Eu suspirei, mal por Mia e tudo que ela passou, mas logo o diretor continuou:
— Agora sugiro que nos apressemos, a não ser que tenham mais alguma coisa...?
— Na realidade temos, sim, senhor. —Harry se adiantou — Eu tenho. É sobre Malfoy e Snape.
— Professor Snape, Harry.
— Sim, senhor. Eu escutei os dois e a prima do Malfoy, a tal Lestrange, durante a festa do professor Slughorn... bem, para dizer a verdade, eu os segui...
Dumbledore ouviu impassível a história de Harry, eu suspirei apenas. Quando o garoto terminou, o diretor permaneceu calado por alguns momentos, depois disse:
— Obrigado por me contar, Harry, mas sugiro que você esqueça esse assunto. Acho que não tem grande importância.
— Não tem grande importância? —Repetiu Harry incrédulo — Professor, o senhor entendeu...?
— Claro, Harry, abençoado como sou com uma extraordinária capacidade intelectual, entendi tudo que me contou. — Disse Dumbledore, com uma certa rispidez — Acho mesmo que você talvez devesse considerar a possibilidade de eu ter entendido mais do que você. Mais uma vez fico satisfeito que tenha confiado em mim, mas asseguro que você não me disse nada que possa me inquietar.

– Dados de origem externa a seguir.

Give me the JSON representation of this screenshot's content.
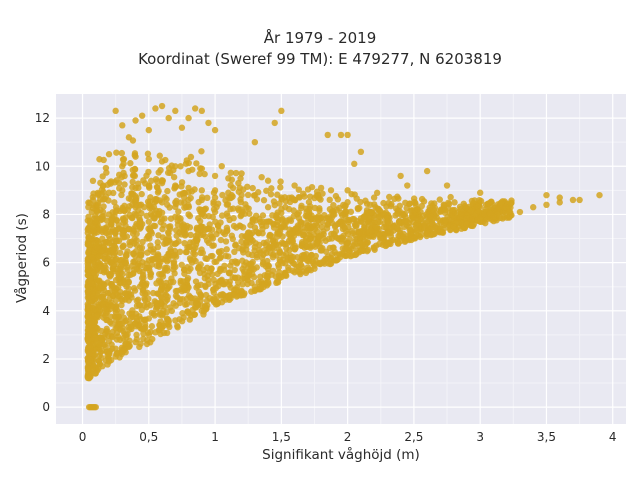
{
  "chart_data": {
    "type": "scatter",
    "title": "År 1979 - 2019",
    "subtitle": "Koordinat (Sweref 99 TM): E 479277, N 6203819",
    "xlabel": "Signifikant våghöjd (m)",
    "ylabel": "Vågperiod (s)",
    "xlim": [
      -0.2,
      4.1
    ],
    "ylim": [
      -0.7,
      13.0
    ],
    "x_ticks": [
      0,
      0.5,
      1,
      1.5,
      2,
      2.5,
      3,
      3.5,
      4
    ],
    "x_tick_labels": [
      "0",
      "0,5",
      "1",
      "1,5",
      "2",
      "2,5",
      "3",
      "3,5",
      "4"
    ],
    "y_ticks": [
      0,
      2,
      4,
      6,
      8,
      10,
      12
    ],
    "y_tick_labels": [
      "0",
      "2",
      "4",
      "6",
      "8",
      "10",
      "12"
    ],
    "grid": true,
    "legend": "none",
    "background_color": "#e9e9f2",
    "point_color": "#d4a520",
    "series": [
      {
        "x": [
          0.05,
          0.06,
          0.07,
          0.08,
          0.09,
          0.1,
          0.05,
          0.06,
          0.08,
          0.1,
          0.12,
          0.15,
          0.2,
          0.25,
          0.3,
          0.35,
          0.4,
          0.5,
          0.6,
          0.7,
          0.8,
          0.9,
          1.0,
          1.1,
          1.2,
          1.3,
          1.4,
          1.5,
          1.6,
          1.7,
          1.8,
          1.9,
          2.0,
          2.1,
          2.2,
          2.3,
          2.4,
          2.5,
          2.6,
          2.7,
          2.8,
          2.9,
          3.0,
          3.05,
          3.1,
          3.2,
          3.3,
          3.4,
          3.5,
          3.6,
          3.7,
          3.9,
          0.06,
          0.07,
          0.08,
          0.1,
          0.12,
          0.15,
          0.2,
          0.25,
          0.3,
          0.35,
          0.4,
          0.45,
          0.5,
          0.6,
          0.7,
          0.8,
          0.9,
          1.0,
          1.2,
          1.4,
          0.06,
          0.08,
          0.1,
          0.15,
          0.2,
          0.25,
          0.3,
          0.4,
          0.5,
          0.6,
          0.7,
          0.8,
          0.9,
          1.0,
          1.1,
          1.2,
          0.08,
          0.12,
          0.2,
          0.3,
          0.4,
          0.5,
          0.6,
          0.7,
          0.8,
          0.9,
          1.0,
          1.1,
          1.3,
          1.5,
          1.6,
          0.2,
          0.3,
          0.4,
          0.5,
          0.6,
          0.7,
          0.8,
          0.9,
          1.0,
          1.1,
          1.2,
          1.4,
          1.6,
          1.8,
          2.0,
          2.2,
          0.25,
          0.3,
          0.35,
          0.4,
          0.45,
          0.5,
          0.55,
          0.6,
          0.65,
          0.7,
          0.75,
          0.8,
          0.85,
          0.9,
          0.95,
          1.0,
          1.3,
          1.45,
          1.5,
          1.85,
          1.95,
          2.0,
          2.05,
          2.1,
          2.4,
          2.45,
          2.6,
          2.75,
          3.0,
          3.5,
          3.6,
          3.75
        ],
        "y": [
          0.0,
          0.0,
          0.0,
          0.0,
          0.0,
          0.0,
          1.2,
          1.3,
          1.5,
          1.4,
          1.6,
          1.7,
          1.9,
          2.1,
          2.3,
          2.5,
          2.7,
          3.0,
          3.3,
          3.6,
          3.9,
          4.2,
          4.4,
          4.6,
          4.8,
          5.0,
          5.2,
          5.4,
          5.6,
          5.8,
          6.0,
          6.1,
          6.3,
          6.5,
          6.6,
          6.8,
          6.9,
          7.0,
          7.2,
          7.4,
          7.5,
          7.6,
          7.7,
          7.8,
          7.9,
          8.0,
          8.1,
          8.3,
          8.4,
          8.5,
          8.6,
          8.8,
          2.5,
          3.4,
          4.6,
          5.5,
          6.0,
          6.5,
          6.8,
          7.0,
          7.2,
          7.4,
          7.5,
          7.6,
          7.7,
          7.8,
          7.9,
          8.0,
          8.0,
          8.1,
          8.2,
          8.3,
          7.0,
          7.5,
          7.7,
          7.8,
          8.0,
          8.1,
          8.2,
          8.3,
          8.4,
          8.5,
          8.5,
          8.6,
          8.6,
          8.7,
          8.7,
          8.8,
          8.6,
          8.8,
          8.9,
          9.0,
          9.1,
          9.2,
          9.3,
          9.2,
          9.1,
          9.0,
          9.0,
          8.9,
          8.8,
          8.7,
          8.6,
          10.5,
          10.0,
          10.4,
          10.3,
          10.2,
          10.0,
          9.8,
          9.9,
          9.6,
          9.5,
          9.7,
          9.4,
          9.2,
          9.1,
          9.0,
          8.7,
          12.3,
          11.7,
          11.2,
          11.9,
          12.1,
          11.5,
          12.4,
          12.5,
          12.0,
          12.3,
          11.6,
          12.0,
          12.4,
          12.3,
          11.8,
          11.5,
          11.0,
          11.8,
          12.3,
          11.3,
          11.3,
          11.3,
          10.1,
          10.6,
          9.6,
          9.2,
          9.8,
          9.2,
          8.9,
          8.8,
          8.7,
          8.6
        ]
      }
    ],
    "min_trend": {
      "x": [
        0.05,
        0.1,
        0.2,
        0.3,
        0.4,
        0.5,
        0.6,
        0.7,
        0.8,
        0.9,
        1.0,
        1.2,
        1.4,
        1.6,
        1.8,
        2.0,
        2.2,
        2.4,
        2.6,
        2.8,
        3.0,
        3.2,
        3.4,
        3.6,
        3.8,
        3.9
      ],
      "y_low": [
        1.2,
        1.4,
        1.8,
        2.1,
        2.4,
        2.6,
        2.9,
        3.2,
        3.5,
        3.8,
        4.1,
        4.6,
        5.0,
        5.4,
        5.8,
        6.2,
        6.5,
        6.8,
        7.1,
        7.3,
        7.6,
        7.8,
        8.0,
        8.2,
        8.4,
        8.5
      ],
      "y_high": [
        9.5,
        10.5,
        11.0,
        11.2,
        11.4,
        11.5,
        11.4,
        11.3,
        11.0,
        10.8,
        10.5,
        10.0,
        9.7,
        9.5,
        9.3,
        9.2,
        9.0,
        8.9,
        8.8,
        8.8,
        8.7,
        8.7,
        8.7,
        8.7,
        8.7,
        8.8
      ]
    }
  }
}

Harry ficou parado, percebi que em furioso silêncio, olhando zangado para Dumbledore. sua mente bastante irritada, e acessível enquanto tentava entender o motivo da indiferença do diretor.

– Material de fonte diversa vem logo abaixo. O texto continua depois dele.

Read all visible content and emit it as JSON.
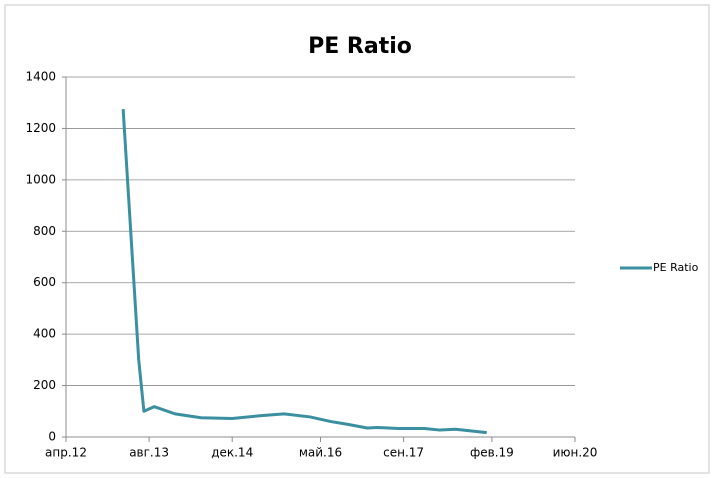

— Então, senhor — Perguntou Harry num tom que desejava que fosse educado e calmo —, o senhor decididamente ainda confia...?
— Já fui bastante tolerante em ter respondido a essa pergunta. — Replicou Dumbledore, mas sua voz já não parecia muito tolerante — Minha resposta não mudou.
— Eu acharia que não. — Falou uma voz irônica; evidentemente era Phineus Nigellus que apenas fingia estar dormindo. Dumbledore não lhe deu atenção
— E agora, Harry e Rox, devo insistir que nos apressemos. Tenho coisas mais importantes a discutir com vocês dois hoje à noite.
Eu concordei, mas observei que Harry parecia revoltado, como se quisesse insistir em suas suspeitas. Como se tivesse lido a mente de Harry, Dumbledore balançou a cabeça.
— Ah, Harry, com que frequência isso ocorre até entre os melhores amigos! Cada qual acredita que o que tem a dizer é muito mais importante do que qualquer coisa que o outro tenha a contribuir!
— Eu não acho que seja pouco importante o que o senhor tem a dizer. — Disse Harry, formal, eu quase lhe dei um tapa pra ver se ele parava de ser carrancudo, mas me contive
— Bem, você tem toda razão, porque não é. — Respondeu o diretor com energia — Tenho mais duas lembranças para lhes mostrar esta noite, ambas obtidas com enorme dificuldade, e creio que a segunda seja a mais importante que já recolhi.
Harry não fez comentários, ainda parecia irritado e eu só obervava o diretor com curiosidade.
— Então — Disse o diretor em tom ressonante —, na reunião desta noite daremos prosseguimento à história de Tom Riddle, que na última aula deixamos no limiar de sua entrada em Hogwarts. Vocês lembrarão como ele ficou excitado ao ouvir que era bruxo, que recusou a minha companhia para ir ao Beco Diagonal e que eu, por minha vez, o alertei contra a prática de furtos quando chegasse à escola.
“Bem, chegou o início do ano escolar e com ele veio Tom Riddle, um garoto quieto, com vestes de segunda mão, que se enfileirou com os outros calouros para a Seleção. Quase no instante em que o Chapéu Seletor tocou sua cabeça, ele foi colocado na Slytherin ” continuou Dumbledore, indicando com a mão escurecida a prateleira acima de sua cabeça onde estava o Chapéu Seletor, antigo e imóvel. Essa frase no entanto me fez lembrar da minha própria seleção em que o Chapéu mal tocara a cabeça de Draco e já o mandara para Slytherin. “Não sei em que momento Riddle soube que o famoso fundador da Casa era capaz de falar com as cobras, talvez naquela mesma noite. Este conhecimento só pode tê-lo alvoroçado e incentivado o seu senso de importância.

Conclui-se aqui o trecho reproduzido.